Ever sat inside a plane on the runway for hours on end? Not a pleasant experience. If you have traveled out any of New York City’s three major airports, that feeling is certainly familiar; they are three of the four worst major airports in terms of on time performance. New York State passed the Passenger Bill of Rights in order to ameliorate the delay – it requires airlines to provide adequate food, drinking water, fresh air, lights, and sanitary services to passengers who have been delayed on the tarmac for more than three hours. The Air Transport Association, the representative organization of the airline industry, brought suit seeking declaratory and injunctive relief, arguing that the Passenger Bill of Rights was preempted by the federal Airline Deregulation Act and violated the dormant Commerce Clause.

The Airline Deregulation Act expressly preempts any state law or regulation concerning “a price, route, or service of an air carrier.” This Second Circuit panel holds that the Passenger Bill of Rights concerns the services of an air carrier. “Although this Court has not yet defined ‘service’ as it is used in the ADA, we have little difficulty concluding that requiring airlines to provide food, water, electricity, and restrooms to passengers during lengthy ground delays relates to the service of an air carrier.”

In so holding, the panel recognizes that it is widening a circuit split. The CAs 3,9 have construed ‘service’ more narrowly – excluding any amenities and limiting ‘service’ to mean the prices, schedules, and airports served by the airline.

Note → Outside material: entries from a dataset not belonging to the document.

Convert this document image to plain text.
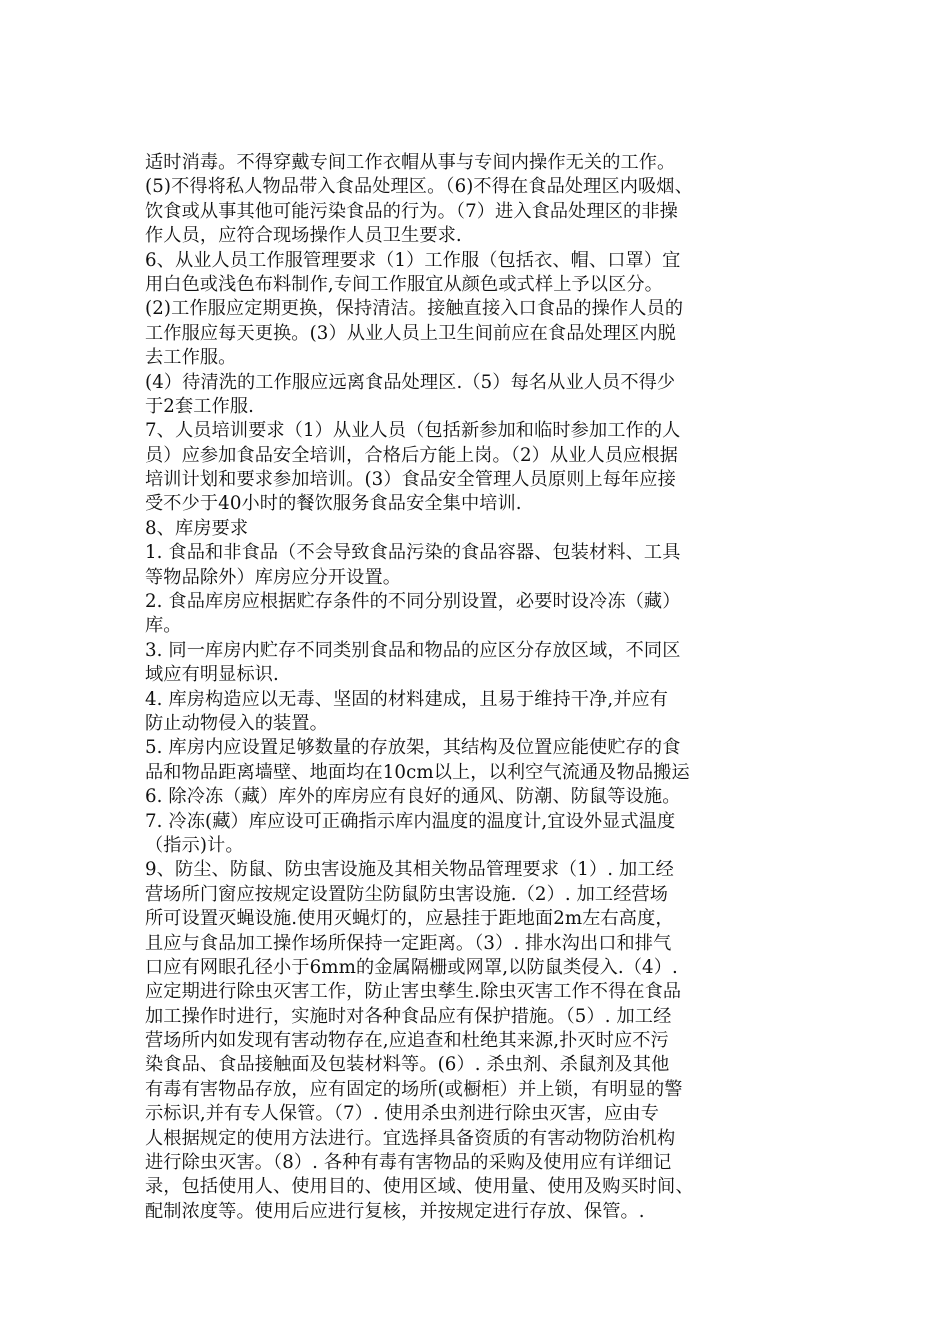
适时消毒。不得穿戴专间工作衣帽从事与专间内操作无关的工作。
(5)不得将私人物品带入食品处理区。（6)不得在食品处理区内吸烟、
饮食或从事其他可能污染食品的行为。（7）进入食品处理区的非操
作人员，应符合现场操作人员卫生要求.
6、从业人员工作服管理要求（1）工作服（包括衣、帽、口罩）宜
用白色或浅色布料制作,专间工作服宜从颜色或式样上予以区分。
(2)工作服应定期更换，保持清洁。接触直接入口食品的操作人员的
工作服应每天更换。(3）从业人员上卫生间前应在食品处理区内脱
去工作服。
(4）待清洗的工作服应远离食品处理区.（5）每名从业人员不得少
于2套工作服.
7、人员培训要求（1）从业人员（包括新参加和临时参加工作的人
员）应参加食品安全培训，合格后方能上岗。（2）从业人员应根据
培训计划和要求参加培训。(3）食品安全管理人员原则上每年应接
受不少于40小时的餐饮服务食品安全集中培训.
8、库房要求
1. 食品和非食品（不会导致食品污染的食品容器、包装材料、工具
等物品除外）库房应分开设置。
2. 食品库房应根据贮存条件的不同分别设置，必要时设冷冻（藏）
库。
3. 同一库房内贮存不同类别食品和物品的应区分存放区域，不同区
域应有明显标识.
4. 库房构造应以无毒、坚固的材料建成，且易于维持干净,并应有
防止动物侵入的装置。
5. 库房内应设置足够数量的存放架，其结构及位置应能使贮存的食
品和物品距离墙壁、地面均在10cm以上，以利空气流通及物品搬运
6. 除冷冻（藏）库外的库房应有良好的通风、防潮、防鼠等设施。
7. 冷冻(藏）库应设可正确指示库内温度的温度计,宜设外显式温度
（指示)计。
9、防尘、防鼠、防虫害设施及其相关物品管理要求（1）. 加工经
营场所门窗应按规定设置防尘防鼠防虫害设施.（2）. 加工经营场
所可设置灭蝇设施.使用灭蝇灯的，应悬挂于距地面2m左右高度，
且应与食品加工操作场所保持一定距离。（3）. 排水沟出口和排气
口应有网眼孔径小于6mm的金属隔栅或网罩,以防鼠类侵入.（4）.
应定期进行除虫灭害工作，防止害虫孳生.除虫灭害工作不得在食品
加工操作时进行，实施时对各种食品应有保护措施。（5）. 加工经
营场所内如发现有害动物存在,应追查和杜绝其来源,扑灭时应不污
染食品、食品接触面及包装材料等。(6）. 杀虫剂、杀鼠剂及其他
有毒有害物品存放，应有固定的场所(或橱柜）并上锁，有明显的警
示标识,并有专人保管。（7）. 使用杀虫剂进行除虫灭害，应由专
人根据规定的使用方法进行。宜选择具备资质的有害动物防治机构
进行除虫灭害。（8）. 各种有毒有害物品的采购及使用应有详细记
录，包括使用人、使用目的、使用区域、使用量、使用及购买时间、
配制浓度等。使用后应进行复核，并按规定进行存放、保管。.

CAs 1,4,5,7,11 (and now 2) all take a broader view of ‘service,’ defining it to include any anticipated provision of l>abor from the airline to its passengers.

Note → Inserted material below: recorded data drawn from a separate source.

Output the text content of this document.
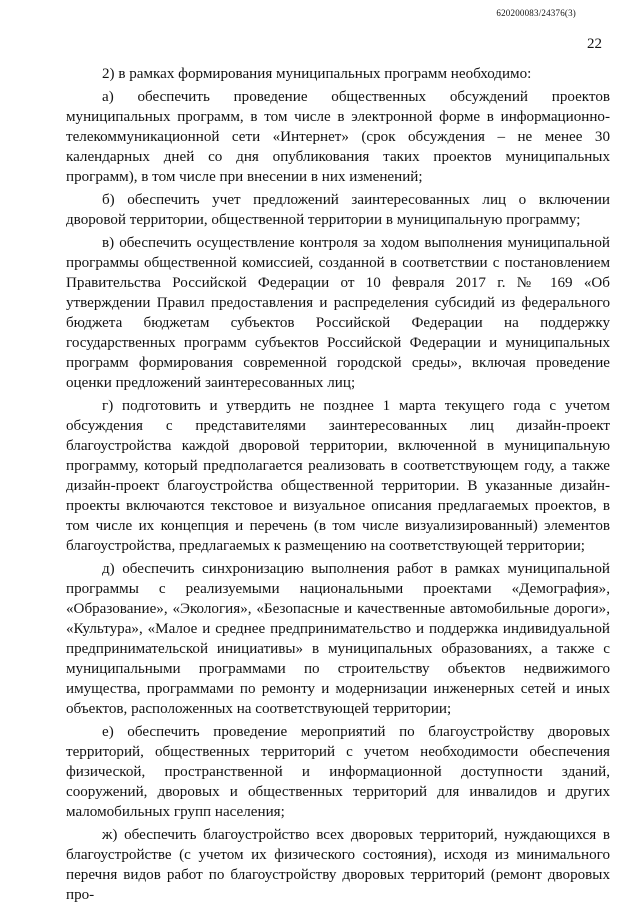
620200083/24376(3)
22

2) в рамках формирования муниципальных программ необходимо:

а) обеспечить проведение общественных обсуждений проектов муниципальных программ, в том числе в электронной форме в информационно-телекоммуникационной сети «Интернет» (срок обсуждения – не менее 30 календарных дней со дня опубликования таких проектов муниципальных программ), в том числе при внесении в них изменений;

б) обеспечить учет предложений заинтересованных лиц о включении дворовой территории, общественной территории в муниципальную программу;

в) обеспечить осуществление контроля за ходом выполнения муниципальной программы общественной комиссией, созданной в соответствии с постановлением Правительства Российской Федерации от 10 февраля 2017 г. № 169 «Об утверждении Правил предоставления и распределения субсидий из федерального бюджета бюджетам субъектов Российской Федерации на поддержку государственных программ субъектов Российской Федерации и муниципальных программ формирования современной городской среды», включая проведение оценки предложений заинтересованных лиц;

г) подготовить и утвердить не позднее 1 марта текущего года с учетом обсуждения с представителями заинтересованных лиц дизайн-проект благоустройства каждой дворовой территории, включенной в муниципальную программу, который предполагается реализовать в соответствующем году, а также дизайн-проект благоустройства общественной территории. В указанные дизайн-проекты включаются текстовое и визуальное описания предлагаемых проектов, в том числе их концепция и перечень (в том числе визуализированный) элементов благоустройства, предлагаемых к размещению на соответствующей территории;

д) обеспечить синхронизацию выполнения работ в рамках муниципальной программы с реализуемыми национальными проектами «Демография», «Образование», «Экология», «Безопасные и качественные автомобильные дороги», «Культура», «Малое и среднее предпринимательство и поддержка индивидуальной предпринимательской инициативы» в муниципальных образованиях, а также с муниципальными программами по строительству объектов недвижимого имущества, программами по ремонту и модернизации инженерных сетей и иных объектов, расположенных на соответствующей территории;

е) обеспечить проведение мероприятий по благоустройству дворовых территорий, общественных территорий с учетом необходимости обеспечения физической, пространственной и информационной доступности зданий, сооружений, дворовых и общественных территорий для инвалидов и других маломобильных групп населения;

ж) обеспечить благоустройство всех дворовых территорий, нуждающихся в благоустройстве (с учетом их физического состояния), исходя из минимального перечня видов работ по благоустройству дворовых территорий (ремонт дворовых про-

Additional coverage from Wait a Second!. While that entry contends that this case is a “perfect” cert candidate, I disagree. In dicta, the panel noted that the Federal Aviation Act of 1958 may preempt the entire field of airline regulation. On this point, the CAs 3,9 are in line with the other circuits. Moreover, the cases in which the CAs 3,9 took their narrow view of the express preemption clause concerned personal injury torts, which even this decision recognizes might not be preempted. Although several states have proposed similar Bills of Rights, the Department of Transportation has requested comment on regulations setting a similar national standard, making this case unlikely to be repeated. Finally, I think that the Court may decide to give its recent preemption decisions (including one relied on in this case - Rowe) time to percolate through the circuits before taking up a case on the issue.